I couldn’t help but notice: while the oil board spoke volumes, our cafeteria didn’t yet offer many healthy alternatives. One could either eat the fat-heavy samosa or... walk away. 

The “fruit salad” was more legend than lunch item — perpetually out of stock. That’s when I realised: information without infrastructure is just intention.

Teachers have applauded the move. Our Biology teacher linked it to our nutrition chapter and even suggested we write reflective pieces on our food habits for the school magazine. 

The GK teacher floated an idea of a weekly “Cafeteria Fact File” — a student-led initiative to track how food habits are changing. It’s a great start, but I wonder — will this awareness last beyond the initial novelty?

There’s another layer too — peer pressure.

In middle school and early high school, food isn’t just food. It’s identity. The kid who eats sprouts is “trying too hard.” The one who orders two samosas is “so relatable.” 

Our choices at lunch can make or break social dynamics, and now that a board announces those choices with scientific accuracy, a quiet moral judgement has entered the cafeteria. 

Some students hesitate before picking up a samosa, glancing at the board, then at their friends. Others weaponise the information: “Dude, you just ate 35 grams of fat!”

We talk a lot about raising awareness, but sometimes, it turns into quiet shaming. And I wonder if, in trying to create informed eaters, we are also — unintentionally — creating anxious ones.

But still, something’s changing. My younger cousin in Class 6 drew a cartoon for the school wall-magazine of a samosa lifting weights, saying, “I’m too heavy.” 

It was funny, clever, and revealed how the oil board had already seeped into the imagination of students. That, I think, is the real impact: not instant calorie control, but conversation.

Parents, of course, are divided. My mother thinks it’s a good thing — “At least now you’ll think twice before junk,” she said. My father, who lovingly fries papads every Sunday, laughed, “Just wait till they start putting ‘oil boards’ on our dinner table.”
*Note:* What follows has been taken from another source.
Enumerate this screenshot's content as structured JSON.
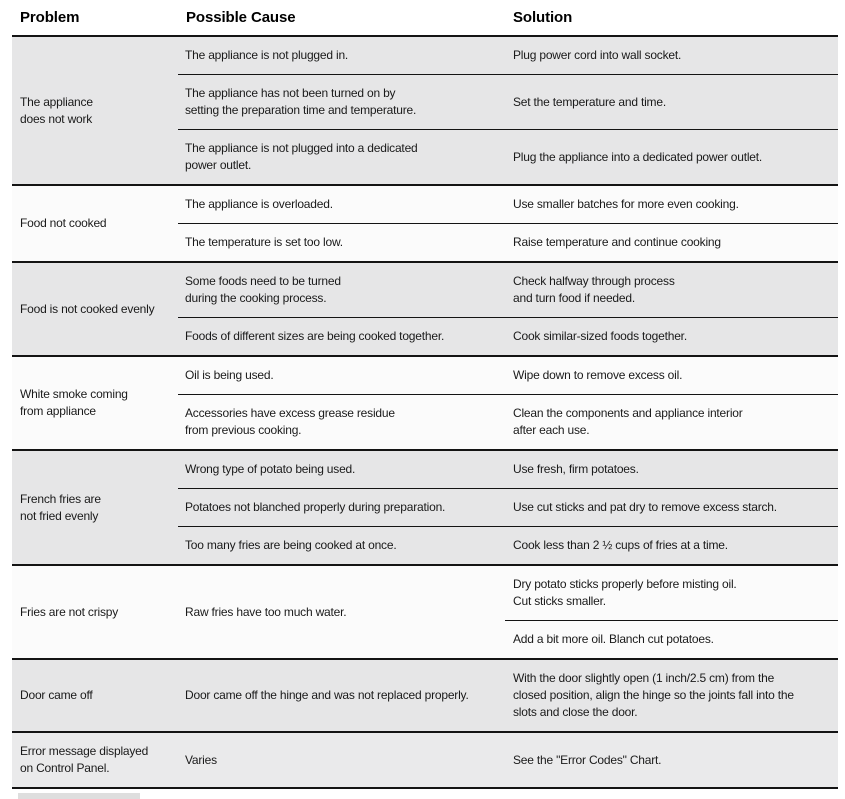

In the end, I don’t think the oil board is about fat grams. It’s about visibility.

For the first time, students are being trusted with real-time data about what they consume. It may be messy, it may trigger silent comparisons, it may not immediately change our habits — but it’s a start. 

Because in a country where childhood obesity and diabetes are rising, and yet cafeteria menus are rarely questioned, perhaps a quiet board above a samosa tray is more revolutionary than it seems.

But for the oil board to truly work, it must be followed up with better options, student-led awareness projects, nutrition-linked learning, and — most importantly — kindness. The goal isn’t to demonise food. The goal is to understand it.

So, tomorrow, when I stand in line and see “Poha — 9g Fat” glowing gently in whiteboard marker, I may just go for it. 

Or maybe, just maybe, I’ll still get the samosa — but skip the chips. And that, I suppose, is still a win.

(Tarun Tapan Bhuyan is a student of SAI International School. Views expressed are his own.)